Friday, November 29, 2013

In Which I Make a DIY Book Scanner

$500 diy book scanner kit
After I heard that there were attempts to commercialize a book scanner that consisted of two glasses, lights and cameras, I figured that somebody on the interwebs might have had some prototype that they would like to get rid of. What I found instead was a whole bunch of DIY book scanners, some as crappy as a piece of cardboard and a glass (like this one), some a little more complex, and some just crazy awesome (this beauty is a project from a non-profit. At $500, I can just imagine what they would have to sell it if they actually wanted to make money out of it. Anyway, it might just be the perfect graduation present *wink*).

Mine's not that great, but it does the job. It's pretty slow, but mostly because I don't have the awesome cameras that these guys have. I had to take the pictures with my cellphone, and for better quality I took them with a little app called TiniScan, which converts the picture into high contrast black and white images. That, of course, is awesome, but it does it as you're saving the picture, so it takes like 30 seconds to convert and save each image. The nice thing is that there isn't much post-editing.

In one of the scanners I saw online (and that now I can't find for the life of me), the glass thingy that flattens the book pages for better photographing were connected to a pole with rollers that went up and down, but I thought that was too complicated for me to do—I don't have the tools nor the skill required—, which is a bummer, because I really liked the idea. But as I was working on my computer at work I realized that the monitor stand did just that: go up and down at a distance of about 10 inches on a straight roller. I then went to the thrift store in my way home and found a monitor with a stand that didn't do exactly what the one at work did, but it did something similar, and it was good enough (it kind of bends down instead. See video below). I then built the glass box: I screwed two acrylic plates into two triangular pieces of wood (1/2 inch thick), then screwed one of the wood triangles to the monitor stand, and voila. I also made a base where to rest the book. That is still made of cardboard, but the wooden version is coming.

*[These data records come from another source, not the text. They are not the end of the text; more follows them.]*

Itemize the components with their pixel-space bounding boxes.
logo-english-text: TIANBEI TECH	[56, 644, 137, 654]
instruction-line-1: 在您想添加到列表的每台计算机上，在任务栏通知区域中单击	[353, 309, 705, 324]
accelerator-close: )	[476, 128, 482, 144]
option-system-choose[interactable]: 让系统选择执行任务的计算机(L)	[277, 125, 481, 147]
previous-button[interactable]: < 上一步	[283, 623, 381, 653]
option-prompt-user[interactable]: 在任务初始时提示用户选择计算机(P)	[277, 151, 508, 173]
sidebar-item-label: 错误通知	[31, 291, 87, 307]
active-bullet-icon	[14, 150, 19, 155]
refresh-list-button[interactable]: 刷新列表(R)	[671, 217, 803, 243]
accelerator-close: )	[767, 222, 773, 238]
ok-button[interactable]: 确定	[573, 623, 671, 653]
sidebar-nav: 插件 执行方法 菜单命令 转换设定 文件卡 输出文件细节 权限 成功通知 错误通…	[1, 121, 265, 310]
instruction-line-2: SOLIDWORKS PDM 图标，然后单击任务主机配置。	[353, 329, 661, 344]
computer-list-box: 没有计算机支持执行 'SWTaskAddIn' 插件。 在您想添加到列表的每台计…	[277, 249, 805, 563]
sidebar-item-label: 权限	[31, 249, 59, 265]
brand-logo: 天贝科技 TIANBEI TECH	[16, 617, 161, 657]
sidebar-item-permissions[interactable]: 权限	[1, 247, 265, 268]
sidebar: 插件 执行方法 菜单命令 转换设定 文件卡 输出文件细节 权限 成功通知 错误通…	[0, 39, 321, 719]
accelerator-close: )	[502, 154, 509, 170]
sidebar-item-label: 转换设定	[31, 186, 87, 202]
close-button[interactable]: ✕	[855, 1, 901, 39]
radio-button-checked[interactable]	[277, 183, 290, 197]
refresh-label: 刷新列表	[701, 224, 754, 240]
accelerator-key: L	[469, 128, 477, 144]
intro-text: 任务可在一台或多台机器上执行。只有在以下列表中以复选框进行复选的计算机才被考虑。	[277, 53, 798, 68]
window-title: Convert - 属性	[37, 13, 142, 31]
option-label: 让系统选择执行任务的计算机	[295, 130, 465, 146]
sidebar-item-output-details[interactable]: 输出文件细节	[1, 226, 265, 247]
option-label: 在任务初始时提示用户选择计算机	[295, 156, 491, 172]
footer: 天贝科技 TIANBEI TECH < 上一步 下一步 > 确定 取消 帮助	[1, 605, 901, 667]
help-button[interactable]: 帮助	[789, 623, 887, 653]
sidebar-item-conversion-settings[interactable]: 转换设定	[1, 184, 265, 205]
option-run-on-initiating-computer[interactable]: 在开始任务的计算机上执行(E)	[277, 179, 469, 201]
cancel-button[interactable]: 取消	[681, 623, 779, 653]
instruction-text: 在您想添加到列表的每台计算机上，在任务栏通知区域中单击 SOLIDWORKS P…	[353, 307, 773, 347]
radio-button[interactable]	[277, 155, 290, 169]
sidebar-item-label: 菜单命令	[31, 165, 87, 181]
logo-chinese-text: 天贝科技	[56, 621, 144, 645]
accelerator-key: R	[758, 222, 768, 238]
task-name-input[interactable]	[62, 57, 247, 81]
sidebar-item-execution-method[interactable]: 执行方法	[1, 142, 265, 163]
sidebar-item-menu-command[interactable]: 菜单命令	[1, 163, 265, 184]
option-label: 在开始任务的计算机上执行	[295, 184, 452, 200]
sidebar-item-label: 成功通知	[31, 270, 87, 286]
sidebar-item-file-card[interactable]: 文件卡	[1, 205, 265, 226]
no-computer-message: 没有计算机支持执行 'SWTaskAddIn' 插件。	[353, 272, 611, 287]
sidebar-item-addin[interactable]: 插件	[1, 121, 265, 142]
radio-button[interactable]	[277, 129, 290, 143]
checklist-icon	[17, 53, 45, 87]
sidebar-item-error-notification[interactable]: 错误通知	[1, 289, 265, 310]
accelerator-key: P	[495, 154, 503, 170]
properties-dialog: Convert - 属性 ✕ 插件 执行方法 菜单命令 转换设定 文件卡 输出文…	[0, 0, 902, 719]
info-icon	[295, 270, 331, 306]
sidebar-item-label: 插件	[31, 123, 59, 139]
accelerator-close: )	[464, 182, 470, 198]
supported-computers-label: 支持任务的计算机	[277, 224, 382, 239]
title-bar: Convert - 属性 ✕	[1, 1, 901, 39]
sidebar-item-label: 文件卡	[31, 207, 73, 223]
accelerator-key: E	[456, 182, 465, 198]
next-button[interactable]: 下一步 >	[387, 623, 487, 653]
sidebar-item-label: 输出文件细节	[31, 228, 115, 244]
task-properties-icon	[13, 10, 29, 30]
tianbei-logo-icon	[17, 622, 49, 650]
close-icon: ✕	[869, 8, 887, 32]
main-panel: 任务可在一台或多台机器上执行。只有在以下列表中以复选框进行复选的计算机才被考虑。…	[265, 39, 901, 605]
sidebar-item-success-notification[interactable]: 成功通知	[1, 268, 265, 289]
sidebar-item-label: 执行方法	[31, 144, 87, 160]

Since I don't have some fancy cameras to use, I built a rest/craddle for my cellphone on a piece of wood resting inside the glass box. I tried a tripod, but even when I shorten the legs all the way, they're still too far from the book, which messes up the image quality.

Lighting of course is very important, so I got a lamp with a halogen bulb and hung it from the ceiling above the scanner.

This is the final result:

The glass box with the cellphone rest

Glass box connected to monitor stand. The cardboard base is underneath it

Bottom view of glass box. The black sheet on the opposite
side of the page being photographed makes it easier to edit the images

The book on the cardboard base. The glass lowers into the book, flattening
the pages

The lowered glass flattening the book page

Cellphone on the rest/craddle




Halogen light on $3.00 lamp from Savers


The scanner in action. Sorry it's sideways. My iPad's tripod adapter is landscape, and Vine doesn't like that.